Он смотрел на меня, а я смотрела на него. Некоторое время эти взгляды ничего не значили. Затем он улыбнулся.
— Это чудесно.
Я говорила ему правду. И это была не последняя, далеко не последняя причина, по которой то, что я собиралась сделать, представлялось необходимым. Приводить в мир новое существо, зная, что его ждет посткатастрофическая реальность, неправильно. И это не любовь.
Рейнхард опустился передо мной на колени, прижался щекой к моему животу.
— Ты рад? — спросила я.
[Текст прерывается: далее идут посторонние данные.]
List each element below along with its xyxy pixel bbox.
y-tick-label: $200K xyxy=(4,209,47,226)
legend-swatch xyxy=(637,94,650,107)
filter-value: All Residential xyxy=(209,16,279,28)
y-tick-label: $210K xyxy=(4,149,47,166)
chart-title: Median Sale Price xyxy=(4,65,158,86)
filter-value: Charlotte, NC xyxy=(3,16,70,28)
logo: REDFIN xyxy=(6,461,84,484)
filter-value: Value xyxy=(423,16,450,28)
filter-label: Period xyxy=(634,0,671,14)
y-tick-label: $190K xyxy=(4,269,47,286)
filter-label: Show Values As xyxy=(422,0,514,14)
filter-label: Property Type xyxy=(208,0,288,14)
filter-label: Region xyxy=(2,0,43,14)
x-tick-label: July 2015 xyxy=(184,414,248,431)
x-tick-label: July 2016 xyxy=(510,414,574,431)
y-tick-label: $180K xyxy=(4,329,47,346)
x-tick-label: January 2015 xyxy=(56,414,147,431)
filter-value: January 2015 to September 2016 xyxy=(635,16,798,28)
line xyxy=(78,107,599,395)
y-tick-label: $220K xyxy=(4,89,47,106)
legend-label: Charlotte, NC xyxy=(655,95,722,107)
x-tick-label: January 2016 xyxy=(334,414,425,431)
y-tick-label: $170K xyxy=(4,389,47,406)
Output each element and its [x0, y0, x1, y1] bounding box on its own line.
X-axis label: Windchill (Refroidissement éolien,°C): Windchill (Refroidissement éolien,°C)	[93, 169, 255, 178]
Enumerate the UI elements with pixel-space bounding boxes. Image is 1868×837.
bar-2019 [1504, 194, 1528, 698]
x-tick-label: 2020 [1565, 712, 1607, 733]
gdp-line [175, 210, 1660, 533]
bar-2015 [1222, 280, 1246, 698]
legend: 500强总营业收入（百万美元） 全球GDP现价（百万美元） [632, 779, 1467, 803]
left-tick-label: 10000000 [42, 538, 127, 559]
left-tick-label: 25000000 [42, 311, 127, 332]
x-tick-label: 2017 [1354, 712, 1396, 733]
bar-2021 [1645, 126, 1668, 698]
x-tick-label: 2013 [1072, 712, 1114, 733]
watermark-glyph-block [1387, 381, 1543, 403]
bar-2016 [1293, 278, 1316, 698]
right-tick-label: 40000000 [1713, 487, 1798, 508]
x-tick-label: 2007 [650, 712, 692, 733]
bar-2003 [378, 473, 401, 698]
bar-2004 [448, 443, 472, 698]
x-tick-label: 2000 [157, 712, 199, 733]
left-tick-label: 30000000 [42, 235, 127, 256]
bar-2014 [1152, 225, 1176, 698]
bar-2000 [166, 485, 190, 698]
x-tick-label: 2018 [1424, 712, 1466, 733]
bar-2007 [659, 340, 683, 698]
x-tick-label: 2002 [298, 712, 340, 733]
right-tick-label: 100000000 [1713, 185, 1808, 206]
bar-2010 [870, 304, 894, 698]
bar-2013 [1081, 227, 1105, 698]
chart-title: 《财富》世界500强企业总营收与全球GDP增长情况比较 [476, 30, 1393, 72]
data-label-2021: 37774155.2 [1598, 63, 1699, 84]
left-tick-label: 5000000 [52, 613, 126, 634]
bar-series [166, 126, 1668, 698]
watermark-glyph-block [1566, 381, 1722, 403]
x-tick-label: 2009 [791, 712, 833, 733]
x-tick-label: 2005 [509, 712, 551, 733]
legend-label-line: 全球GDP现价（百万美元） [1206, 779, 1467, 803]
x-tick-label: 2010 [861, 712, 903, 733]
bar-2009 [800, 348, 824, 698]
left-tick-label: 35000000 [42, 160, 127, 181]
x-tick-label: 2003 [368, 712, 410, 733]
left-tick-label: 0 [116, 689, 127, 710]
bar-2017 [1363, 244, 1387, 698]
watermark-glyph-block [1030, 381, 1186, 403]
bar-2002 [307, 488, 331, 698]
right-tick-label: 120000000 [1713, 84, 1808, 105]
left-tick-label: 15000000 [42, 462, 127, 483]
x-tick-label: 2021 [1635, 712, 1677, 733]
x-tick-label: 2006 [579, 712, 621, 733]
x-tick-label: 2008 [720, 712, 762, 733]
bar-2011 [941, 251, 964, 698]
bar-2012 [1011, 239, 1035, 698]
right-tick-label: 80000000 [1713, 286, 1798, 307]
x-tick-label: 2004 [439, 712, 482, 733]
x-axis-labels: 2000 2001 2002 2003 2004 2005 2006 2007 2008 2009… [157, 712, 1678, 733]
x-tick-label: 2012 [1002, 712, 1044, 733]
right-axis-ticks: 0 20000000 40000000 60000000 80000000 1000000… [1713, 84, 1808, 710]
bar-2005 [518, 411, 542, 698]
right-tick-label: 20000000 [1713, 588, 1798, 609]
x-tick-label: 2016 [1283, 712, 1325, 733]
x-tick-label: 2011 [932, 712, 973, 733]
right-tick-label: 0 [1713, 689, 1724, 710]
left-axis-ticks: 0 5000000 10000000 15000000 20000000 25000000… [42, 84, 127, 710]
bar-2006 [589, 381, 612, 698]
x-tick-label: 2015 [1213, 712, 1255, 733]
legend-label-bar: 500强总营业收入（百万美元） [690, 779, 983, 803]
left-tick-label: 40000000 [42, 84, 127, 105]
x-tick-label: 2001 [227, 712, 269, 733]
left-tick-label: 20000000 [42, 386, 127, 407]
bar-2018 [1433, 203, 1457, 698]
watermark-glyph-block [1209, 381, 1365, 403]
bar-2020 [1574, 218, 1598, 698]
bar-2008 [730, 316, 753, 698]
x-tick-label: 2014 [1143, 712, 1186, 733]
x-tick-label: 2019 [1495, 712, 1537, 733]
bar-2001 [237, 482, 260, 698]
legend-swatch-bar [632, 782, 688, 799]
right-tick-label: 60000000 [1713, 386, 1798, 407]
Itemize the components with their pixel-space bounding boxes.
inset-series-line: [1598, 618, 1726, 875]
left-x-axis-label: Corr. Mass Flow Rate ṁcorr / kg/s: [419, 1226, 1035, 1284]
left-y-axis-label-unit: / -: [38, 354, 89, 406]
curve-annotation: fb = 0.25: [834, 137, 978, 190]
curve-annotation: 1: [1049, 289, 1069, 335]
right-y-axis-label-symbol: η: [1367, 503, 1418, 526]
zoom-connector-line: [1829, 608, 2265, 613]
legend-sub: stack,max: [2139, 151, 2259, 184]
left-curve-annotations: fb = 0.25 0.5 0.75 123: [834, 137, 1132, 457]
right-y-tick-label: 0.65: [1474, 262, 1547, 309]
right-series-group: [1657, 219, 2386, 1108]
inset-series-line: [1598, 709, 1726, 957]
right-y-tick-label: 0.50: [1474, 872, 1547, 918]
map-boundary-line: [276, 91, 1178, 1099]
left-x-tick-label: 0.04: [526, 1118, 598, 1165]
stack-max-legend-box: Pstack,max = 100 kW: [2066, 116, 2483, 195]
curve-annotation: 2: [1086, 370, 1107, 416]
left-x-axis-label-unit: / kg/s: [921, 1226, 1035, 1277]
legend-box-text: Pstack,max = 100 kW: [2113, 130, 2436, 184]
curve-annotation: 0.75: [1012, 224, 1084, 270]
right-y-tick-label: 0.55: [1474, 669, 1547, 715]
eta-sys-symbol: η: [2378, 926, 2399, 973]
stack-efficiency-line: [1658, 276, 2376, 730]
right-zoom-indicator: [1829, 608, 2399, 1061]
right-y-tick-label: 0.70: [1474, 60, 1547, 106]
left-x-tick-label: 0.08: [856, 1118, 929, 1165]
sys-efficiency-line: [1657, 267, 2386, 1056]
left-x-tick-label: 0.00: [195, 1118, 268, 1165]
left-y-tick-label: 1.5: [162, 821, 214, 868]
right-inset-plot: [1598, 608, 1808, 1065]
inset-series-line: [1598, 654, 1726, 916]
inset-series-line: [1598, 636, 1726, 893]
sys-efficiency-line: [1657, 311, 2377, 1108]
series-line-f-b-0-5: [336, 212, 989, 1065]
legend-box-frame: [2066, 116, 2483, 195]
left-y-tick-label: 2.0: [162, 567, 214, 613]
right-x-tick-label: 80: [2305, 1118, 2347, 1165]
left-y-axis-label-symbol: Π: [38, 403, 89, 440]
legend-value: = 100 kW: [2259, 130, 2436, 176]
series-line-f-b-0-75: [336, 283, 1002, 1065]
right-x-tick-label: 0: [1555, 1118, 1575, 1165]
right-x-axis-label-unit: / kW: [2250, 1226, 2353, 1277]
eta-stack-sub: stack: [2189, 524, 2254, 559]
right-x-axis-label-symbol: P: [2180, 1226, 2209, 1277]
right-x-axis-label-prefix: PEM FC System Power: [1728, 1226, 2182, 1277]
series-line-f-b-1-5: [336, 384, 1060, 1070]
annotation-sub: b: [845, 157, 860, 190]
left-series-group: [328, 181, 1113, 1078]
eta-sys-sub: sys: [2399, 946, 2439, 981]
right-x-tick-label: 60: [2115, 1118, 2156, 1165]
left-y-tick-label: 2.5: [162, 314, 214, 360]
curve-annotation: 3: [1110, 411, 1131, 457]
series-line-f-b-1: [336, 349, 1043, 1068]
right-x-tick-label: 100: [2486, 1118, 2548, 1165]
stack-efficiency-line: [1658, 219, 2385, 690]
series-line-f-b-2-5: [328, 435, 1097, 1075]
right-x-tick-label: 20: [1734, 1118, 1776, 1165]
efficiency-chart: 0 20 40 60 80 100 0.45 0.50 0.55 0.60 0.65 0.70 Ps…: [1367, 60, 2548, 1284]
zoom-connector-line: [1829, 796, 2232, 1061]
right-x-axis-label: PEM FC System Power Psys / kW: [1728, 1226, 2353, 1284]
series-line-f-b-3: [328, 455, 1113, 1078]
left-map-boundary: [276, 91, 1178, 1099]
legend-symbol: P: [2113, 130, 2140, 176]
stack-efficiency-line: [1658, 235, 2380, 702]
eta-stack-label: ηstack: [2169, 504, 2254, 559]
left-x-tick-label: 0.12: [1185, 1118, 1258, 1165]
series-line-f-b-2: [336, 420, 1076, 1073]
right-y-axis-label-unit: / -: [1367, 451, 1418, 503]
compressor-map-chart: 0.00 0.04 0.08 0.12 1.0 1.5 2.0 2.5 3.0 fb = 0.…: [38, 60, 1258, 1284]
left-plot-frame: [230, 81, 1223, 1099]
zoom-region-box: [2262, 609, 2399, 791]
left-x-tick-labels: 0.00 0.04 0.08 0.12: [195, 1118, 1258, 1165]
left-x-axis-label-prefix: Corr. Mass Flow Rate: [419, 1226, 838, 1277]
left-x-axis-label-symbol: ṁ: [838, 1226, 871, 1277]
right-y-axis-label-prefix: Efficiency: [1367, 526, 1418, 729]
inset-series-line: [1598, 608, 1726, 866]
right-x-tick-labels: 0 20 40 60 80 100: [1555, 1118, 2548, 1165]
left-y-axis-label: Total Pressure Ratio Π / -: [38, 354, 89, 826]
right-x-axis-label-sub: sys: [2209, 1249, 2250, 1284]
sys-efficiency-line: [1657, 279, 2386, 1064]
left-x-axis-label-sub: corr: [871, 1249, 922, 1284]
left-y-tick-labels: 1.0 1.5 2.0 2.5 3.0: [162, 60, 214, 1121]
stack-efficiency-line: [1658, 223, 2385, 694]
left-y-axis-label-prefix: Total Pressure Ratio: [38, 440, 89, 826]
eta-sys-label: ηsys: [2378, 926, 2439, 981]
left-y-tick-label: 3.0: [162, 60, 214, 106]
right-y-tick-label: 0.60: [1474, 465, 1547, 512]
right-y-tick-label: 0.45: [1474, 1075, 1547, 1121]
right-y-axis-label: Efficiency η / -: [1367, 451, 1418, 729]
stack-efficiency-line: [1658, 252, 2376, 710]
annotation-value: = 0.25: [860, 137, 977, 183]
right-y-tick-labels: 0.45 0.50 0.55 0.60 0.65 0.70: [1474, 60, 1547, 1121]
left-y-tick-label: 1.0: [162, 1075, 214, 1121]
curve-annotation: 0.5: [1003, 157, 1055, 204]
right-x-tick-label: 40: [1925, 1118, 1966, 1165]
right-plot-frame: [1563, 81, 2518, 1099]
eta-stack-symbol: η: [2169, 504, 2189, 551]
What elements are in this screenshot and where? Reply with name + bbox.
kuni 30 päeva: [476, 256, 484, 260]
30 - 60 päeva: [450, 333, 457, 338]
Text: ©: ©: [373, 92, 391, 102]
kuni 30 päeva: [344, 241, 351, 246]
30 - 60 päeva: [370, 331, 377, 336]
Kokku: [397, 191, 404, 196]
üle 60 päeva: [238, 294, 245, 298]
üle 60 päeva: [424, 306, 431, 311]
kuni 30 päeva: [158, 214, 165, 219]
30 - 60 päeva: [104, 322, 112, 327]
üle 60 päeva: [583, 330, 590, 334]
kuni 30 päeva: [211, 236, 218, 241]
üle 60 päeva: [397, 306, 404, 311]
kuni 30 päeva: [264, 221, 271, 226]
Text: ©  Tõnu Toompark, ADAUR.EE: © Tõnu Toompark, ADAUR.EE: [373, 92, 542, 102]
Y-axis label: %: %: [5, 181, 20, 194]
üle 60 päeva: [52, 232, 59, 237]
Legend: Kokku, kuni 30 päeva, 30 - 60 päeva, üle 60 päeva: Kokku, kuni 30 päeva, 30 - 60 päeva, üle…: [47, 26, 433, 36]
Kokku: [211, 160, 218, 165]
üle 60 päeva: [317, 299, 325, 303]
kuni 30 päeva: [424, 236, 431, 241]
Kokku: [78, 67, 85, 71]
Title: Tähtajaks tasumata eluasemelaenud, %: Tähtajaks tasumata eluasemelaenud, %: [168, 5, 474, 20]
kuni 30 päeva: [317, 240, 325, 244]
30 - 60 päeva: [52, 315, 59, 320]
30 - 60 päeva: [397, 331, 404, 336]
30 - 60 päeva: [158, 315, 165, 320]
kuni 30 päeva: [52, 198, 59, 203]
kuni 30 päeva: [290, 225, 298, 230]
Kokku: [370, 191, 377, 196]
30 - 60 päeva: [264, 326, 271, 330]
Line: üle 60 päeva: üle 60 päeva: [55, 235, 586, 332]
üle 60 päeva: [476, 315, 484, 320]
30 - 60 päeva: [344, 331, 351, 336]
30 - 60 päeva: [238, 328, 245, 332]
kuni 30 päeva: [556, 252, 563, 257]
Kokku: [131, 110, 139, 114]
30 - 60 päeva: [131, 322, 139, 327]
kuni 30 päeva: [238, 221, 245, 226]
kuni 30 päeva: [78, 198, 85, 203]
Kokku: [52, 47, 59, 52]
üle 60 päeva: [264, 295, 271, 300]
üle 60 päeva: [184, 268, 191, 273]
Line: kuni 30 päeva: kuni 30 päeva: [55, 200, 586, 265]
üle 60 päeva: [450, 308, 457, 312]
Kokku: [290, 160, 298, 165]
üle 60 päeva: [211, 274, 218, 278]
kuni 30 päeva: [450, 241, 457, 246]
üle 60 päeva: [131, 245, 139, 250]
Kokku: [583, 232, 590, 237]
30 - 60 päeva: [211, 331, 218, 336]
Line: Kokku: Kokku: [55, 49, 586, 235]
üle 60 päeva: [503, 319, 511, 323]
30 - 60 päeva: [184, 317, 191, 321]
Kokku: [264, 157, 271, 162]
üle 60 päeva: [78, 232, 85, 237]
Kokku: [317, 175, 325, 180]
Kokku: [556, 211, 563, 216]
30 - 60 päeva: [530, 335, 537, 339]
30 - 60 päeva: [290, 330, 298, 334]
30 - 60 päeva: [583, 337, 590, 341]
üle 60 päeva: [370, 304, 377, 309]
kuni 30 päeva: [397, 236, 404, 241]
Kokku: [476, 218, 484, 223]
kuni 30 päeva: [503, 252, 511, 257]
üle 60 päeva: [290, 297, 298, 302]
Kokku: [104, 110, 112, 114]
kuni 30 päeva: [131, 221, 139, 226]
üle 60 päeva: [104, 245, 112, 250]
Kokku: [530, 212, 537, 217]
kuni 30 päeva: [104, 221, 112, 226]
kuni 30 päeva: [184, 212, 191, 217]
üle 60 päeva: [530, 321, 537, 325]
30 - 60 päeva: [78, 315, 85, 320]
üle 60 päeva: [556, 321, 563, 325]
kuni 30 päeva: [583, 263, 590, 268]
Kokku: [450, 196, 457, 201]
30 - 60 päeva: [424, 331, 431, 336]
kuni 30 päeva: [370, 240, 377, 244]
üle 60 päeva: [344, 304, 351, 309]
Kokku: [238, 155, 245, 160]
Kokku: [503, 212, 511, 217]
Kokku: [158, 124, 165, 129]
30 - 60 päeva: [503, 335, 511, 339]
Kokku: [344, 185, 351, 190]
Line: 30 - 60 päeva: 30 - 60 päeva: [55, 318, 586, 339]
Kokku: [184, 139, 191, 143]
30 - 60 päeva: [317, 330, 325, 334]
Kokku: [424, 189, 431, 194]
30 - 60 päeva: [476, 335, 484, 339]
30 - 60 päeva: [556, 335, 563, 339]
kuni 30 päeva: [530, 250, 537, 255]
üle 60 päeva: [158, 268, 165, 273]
Он кивнул.
— Это нарциссическое, — сказал он. — Что может быть более сладким для эго, чем его символическое продолжение, проникновение из Я в не-Я?
— Место в истории, — ответила я. — Так?
Он поцеловал меня в живот. Я снова закрыла глаза. Все это очень хорошо мне представлялось: он, я, наш ребенок. Жизнь без запретов, свободное творчество, привилегированное положение. Любовь. Это было возможно. Это уже принципиально существовало.
Я запустила пальцы ему в волосы, погладила. Я подумала: а будет у нас сын или дочь? А какие у этого человека будут глаза? Чьи черты?
— Останови войну, — сказала я. — Ты ведь рад? Ты хочешь, чтобы у нас с тобой была жизнь здесь?
— Здесь жизни не будет, — сказал он. И его физическая нежность удивительно контрастировала с его голосом. Он широко улыбнулся:
— Но будет там.
Я смотрела на него, гладила его волосы.